Profesor Bogdan Chazan stał się symbolem sprzeciwu wobec cywilizacji śmierci. Najnowszy wywiad rzeka potwierdza, że nie jest to przypadek. Ta spokojna rozmowa to świadectwo lekarza, który chce ratować życie, a nie odbierać je.

Książka: Bogdan Chazan, Prawo do życia. Bez kompromisu. Rozmawia Maciej Müller, właśnie trafia do księgarń (wyd. WAM, Kraków 2014) Książka: Bogdan Chazan, Prawo do życia. Bez kompromisu. Rozmawia Maciej Müller, właśnie trafia do księgarń (wyd. WAM, Kraków 2014)

Profesor Bogdan Chazan jako dyrektor szpitala im. Świętej Rodziny odmówił zabicia dziecka w łonie ciężarnej kobiety, powołując się na klauzulę sumienia. W świetle obowiązującego w Polsce prawa kobieta miała prawo prosić o aborcję, bo dziecko było nieuleczalnie chore. Sprawa stała się pretekstem najpierw do medialnej nagonki, a właściwie linczu, w efekcie którego władze miasta Warszawy, z prezydent Hanną Gronkiewicz-Waltz na czele, zarządziły kontrole, których efekt był łatwy do przewidzenia – do odstrzału. Profesor został zwolniony z funkcji dyrektora. W medialnym zgiełku najczęściej nie słychać argumentów, tylko pokrzykiwania lub inwektywy. Gubi się prawda o samym przebiegu konfliktu (np. skrzętnie pomijano informację, że dziecko zostało poczęte in vitro). Znika także sama osoba prof. Chazana, to znaczy prawda o nim jako o człowieku, lekarzu, dyrektorze szpitala, katoliku, który niespodziewanie znalazł się w oku cyklonu. Wywiad rzeka, który niedawno trafił do księgarń, jest okazją, by spokojnie posłuchać, co ma do powiedzenia on sam. A ma do powiedzenia naprawdę sporo.

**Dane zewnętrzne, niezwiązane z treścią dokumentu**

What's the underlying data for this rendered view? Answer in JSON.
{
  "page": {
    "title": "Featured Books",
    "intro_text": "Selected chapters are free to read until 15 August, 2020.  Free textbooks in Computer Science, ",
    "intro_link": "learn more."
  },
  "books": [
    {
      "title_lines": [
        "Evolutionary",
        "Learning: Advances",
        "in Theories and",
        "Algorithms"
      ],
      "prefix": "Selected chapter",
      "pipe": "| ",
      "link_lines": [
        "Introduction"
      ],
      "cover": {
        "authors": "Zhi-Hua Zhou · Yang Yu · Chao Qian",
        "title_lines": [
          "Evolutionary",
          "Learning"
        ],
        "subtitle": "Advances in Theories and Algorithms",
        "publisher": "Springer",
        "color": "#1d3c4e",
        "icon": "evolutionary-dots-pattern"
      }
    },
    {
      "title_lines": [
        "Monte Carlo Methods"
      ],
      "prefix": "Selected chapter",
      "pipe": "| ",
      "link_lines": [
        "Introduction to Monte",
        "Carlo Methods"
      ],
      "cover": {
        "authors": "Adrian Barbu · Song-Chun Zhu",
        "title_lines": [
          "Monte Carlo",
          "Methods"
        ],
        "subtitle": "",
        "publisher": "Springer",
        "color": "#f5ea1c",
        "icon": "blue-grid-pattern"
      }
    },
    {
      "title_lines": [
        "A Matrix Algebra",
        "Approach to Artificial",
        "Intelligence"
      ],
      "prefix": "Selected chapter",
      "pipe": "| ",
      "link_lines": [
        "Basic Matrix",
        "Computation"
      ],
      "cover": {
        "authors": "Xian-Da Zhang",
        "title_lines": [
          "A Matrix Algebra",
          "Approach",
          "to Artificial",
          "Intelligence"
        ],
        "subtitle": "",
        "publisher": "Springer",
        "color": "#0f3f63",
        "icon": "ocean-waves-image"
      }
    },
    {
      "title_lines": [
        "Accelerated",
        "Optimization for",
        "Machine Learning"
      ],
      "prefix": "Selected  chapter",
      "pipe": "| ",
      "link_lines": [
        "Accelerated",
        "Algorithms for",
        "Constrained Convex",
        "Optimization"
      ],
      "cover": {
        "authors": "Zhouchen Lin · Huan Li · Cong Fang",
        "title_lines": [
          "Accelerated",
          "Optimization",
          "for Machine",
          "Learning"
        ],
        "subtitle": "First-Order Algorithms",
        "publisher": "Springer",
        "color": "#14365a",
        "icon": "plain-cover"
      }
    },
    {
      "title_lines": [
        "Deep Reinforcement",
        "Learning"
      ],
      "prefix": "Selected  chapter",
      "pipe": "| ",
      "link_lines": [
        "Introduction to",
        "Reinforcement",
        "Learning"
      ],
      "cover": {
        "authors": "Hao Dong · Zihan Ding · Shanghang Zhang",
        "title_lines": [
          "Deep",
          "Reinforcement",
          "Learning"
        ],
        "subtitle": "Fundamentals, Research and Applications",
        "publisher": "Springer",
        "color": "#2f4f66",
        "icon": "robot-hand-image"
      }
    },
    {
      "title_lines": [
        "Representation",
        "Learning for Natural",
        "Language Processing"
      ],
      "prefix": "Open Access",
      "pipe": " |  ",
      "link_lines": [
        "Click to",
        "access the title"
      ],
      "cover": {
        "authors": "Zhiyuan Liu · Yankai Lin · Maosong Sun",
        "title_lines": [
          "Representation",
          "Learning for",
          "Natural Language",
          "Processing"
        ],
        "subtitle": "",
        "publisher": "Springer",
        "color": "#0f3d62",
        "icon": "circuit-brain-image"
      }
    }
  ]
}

Ta książka to z jednej strony świadectwo normalnego lekarza, który swoją misję rozumie jako ochronę życia, a nie jego pozbawianie. Znajdziemy w niej także mnóstwo kompetentnych informacji z pierwszej ręki na tak gorące tematy jak antykoncepcja, diagnostyka prenatalna czy sama aborcja. W wydawniczej zapowiedzi czytamy: „Dla krytyków – ta rozmowa jest wyjaśnieniem. Dla wspierających – podziękowaniem. Dla wszystkich – zaproszeniem do dyskusji bez uprzedzeń”. Pełna zgoda.

Nie można być za i przeciw
Uderza mnie w tej książce spokój, który emanuje z wypowiedzi prof. Chazana. Oczywiście nie wiem, jak wyglądała sama rozmowa, zapis na papierze nie oddaje wszystkich emocji. Ale w jego odpowiedziach na trudne pytania, która stawia Maciej Müller, nie ma oburzenia, zdenerwowania, pretensji. Są rzeczowe argumenty, szczerość, konsekwentna logika i właśnie ów spokój, który, śmiem twierdzić, płynie z czystego sumienia. Jako lekarz i dyrektor szpitala zrobił to, co do niego należało.

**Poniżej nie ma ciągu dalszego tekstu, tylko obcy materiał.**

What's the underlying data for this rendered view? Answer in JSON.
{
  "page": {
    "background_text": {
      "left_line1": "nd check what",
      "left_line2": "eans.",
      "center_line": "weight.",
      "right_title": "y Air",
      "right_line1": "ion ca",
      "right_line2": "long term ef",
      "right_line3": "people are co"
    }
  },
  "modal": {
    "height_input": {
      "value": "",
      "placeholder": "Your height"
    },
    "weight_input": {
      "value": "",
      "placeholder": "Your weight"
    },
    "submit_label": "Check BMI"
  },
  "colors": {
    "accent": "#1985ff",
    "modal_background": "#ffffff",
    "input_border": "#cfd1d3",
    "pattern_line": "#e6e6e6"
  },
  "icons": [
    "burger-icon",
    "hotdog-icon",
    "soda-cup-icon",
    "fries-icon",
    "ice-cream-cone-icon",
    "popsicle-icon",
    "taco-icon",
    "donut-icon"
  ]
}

Wszystkie wypowiedzi są bardzo spójne, zarówno na poziomie intelektualnym, jak i etycznym. I dobrze, że prowadzący rozmowę dziennikarz pełni rolę adwokata diabła, czyli nie przytakuje, ale pyta momentami prawie tak ostro jak Monika Olejnik tych, z którymi się nie zgadza. Jaka była droga prof. Chazana do tego miejsca, w którym jest dzisiaj? Okazuje się, że 30 lat temu jako lekarz przeprowadzał aborcje. Co więc spowodowało tak radykalną zmianę jego poglądów, postaw? To bardzo ciekawy, najbardziej osobisty wątek rozmowy. Kiedy w 1993 roku trwały dyskusje sejmowe wokół ustawy o ochronie życia, prof. Chazan stwierdził: „Zrozumiałem, że nie można być trochę za i trochę przeciw”. Dziś nie chce jednak szukać niczego na swoje usprawiedliwienie. Popełnione grzechy w jakimś sensie nadal bolą. „Znajdowałem się na takim poziomie rozwoju duchowego, że uznawałem aborcję za dopuszczalną w niektórych przypadkach. Podchodziłem do prawa Bożego w sposób wybiórczy i uspokajałem sumienie prawem stanowionym. (…) Jako ludzie mamy skłonność do budowania własnych systemów wartości.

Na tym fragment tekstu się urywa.